Special Correspondent


  • Fight for basic needs shows the indifference of successive governments: Gowda
  • Minister to take up demands of samiti with Chief Minister



    INTERACTION: Science and Technology Minister Ramachandra Gowda with participants at the slum dwellers' conference in Bangalore on Friday. — Photo: V. Sreenivasa Murthy

    Bangalore: The State-level conference of Ambedkar Horata Samiti and associations of residents of slums was marked more by the "kranti geethe" sung by an activist from Gulbarga, M.J. Madan.

    Many of them touched on the life of Ambedkar and his times and the Buddhist principles he advocated as an egalitarian alternative to the caste-ridden Hindu society.

    Minister for Science and Technology Ramachandra Gowda, who inaugurated the "Conference of awakening," stressed the fact that a large number of people were deprived of a home while even birds had trees to nest and animals, burrows and caves.

    `Indifference'

    "If after 60 years of Independence, a large section of our people still have to fight for even basic rights of life, it shows the indifference of successive governments, irrespective of their political leanings," Mr. Gowda remarked.
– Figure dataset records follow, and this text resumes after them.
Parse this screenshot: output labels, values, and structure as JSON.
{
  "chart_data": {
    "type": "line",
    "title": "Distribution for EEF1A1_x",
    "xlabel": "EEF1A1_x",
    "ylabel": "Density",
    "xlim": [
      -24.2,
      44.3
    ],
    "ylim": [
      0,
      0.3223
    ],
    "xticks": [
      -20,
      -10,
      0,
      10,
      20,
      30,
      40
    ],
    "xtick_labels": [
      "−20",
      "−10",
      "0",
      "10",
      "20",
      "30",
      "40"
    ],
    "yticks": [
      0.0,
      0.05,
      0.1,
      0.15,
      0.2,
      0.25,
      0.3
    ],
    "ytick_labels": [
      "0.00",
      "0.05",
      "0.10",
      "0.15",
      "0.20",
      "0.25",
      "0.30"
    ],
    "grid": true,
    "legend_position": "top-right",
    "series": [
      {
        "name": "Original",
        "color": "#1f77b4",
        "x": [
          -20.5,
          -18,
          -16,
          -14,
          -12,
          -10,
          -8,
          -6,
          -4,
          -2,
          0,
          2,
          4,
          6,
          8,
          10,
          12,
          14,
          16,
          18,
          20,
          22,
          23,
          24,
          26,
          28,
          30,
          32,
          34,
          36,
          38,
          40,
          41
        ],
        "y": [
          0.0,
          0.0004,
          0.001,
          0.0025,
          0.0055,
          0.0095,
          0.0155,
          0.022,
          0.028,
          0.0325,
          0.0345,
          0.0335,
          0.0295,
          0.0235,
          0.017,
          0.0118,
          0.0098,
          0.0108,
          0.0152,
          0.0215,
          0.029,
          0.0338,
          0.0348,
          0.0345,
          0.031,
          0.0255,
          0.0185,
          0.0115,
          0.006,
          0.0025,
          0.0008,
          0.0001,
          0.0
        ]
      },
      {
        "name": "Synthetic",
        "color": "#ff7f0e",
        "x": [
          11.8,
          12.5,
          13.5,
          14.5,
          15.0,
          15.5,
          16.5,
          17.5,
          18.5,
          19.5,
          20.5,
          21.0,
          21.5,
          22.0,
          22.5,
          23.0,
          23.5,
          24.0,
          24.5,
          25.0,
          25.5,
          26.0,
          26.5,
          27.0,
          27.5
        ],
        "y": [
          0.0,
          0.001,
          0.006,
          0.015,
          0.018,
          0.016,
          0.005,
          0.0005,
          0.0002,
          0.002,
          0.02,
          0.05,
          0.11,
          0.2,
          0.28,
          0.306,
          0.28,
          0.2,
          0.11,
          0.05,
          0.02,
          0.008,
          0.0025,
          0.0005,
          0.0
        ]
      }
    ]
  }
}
    "Ambedkar was for equal opportunities than reservation forever. But the concessions guaranteed by the Constitution have gone only to a few, a new privileged class," the Minister said. "You are not asking for heaven, only basic needs and some respect which any government is obliged to provide," Mr. Gowda said.

    Memorandum

    After receiving the memorandum from the samiti's State president S.G. Bharati, the Minister referred to the demand for subsidised housing for those in urban slums, who were constantly under threat of being displaced and also their demand for schooling for their children. "These demands are justified and I shall take them up with the Chief Minister and have them discussed by the Cabinet so that justice is done at least now," he said.

    Shashil Namoshi, MLC, said Gulbarga district was known for the thousands of construction workers who migrated to cities like Bangalore, along with their families, and literally lived on pavements.

    If at least their children received schooling, their cycle of poverty of forced migration could end in a generation.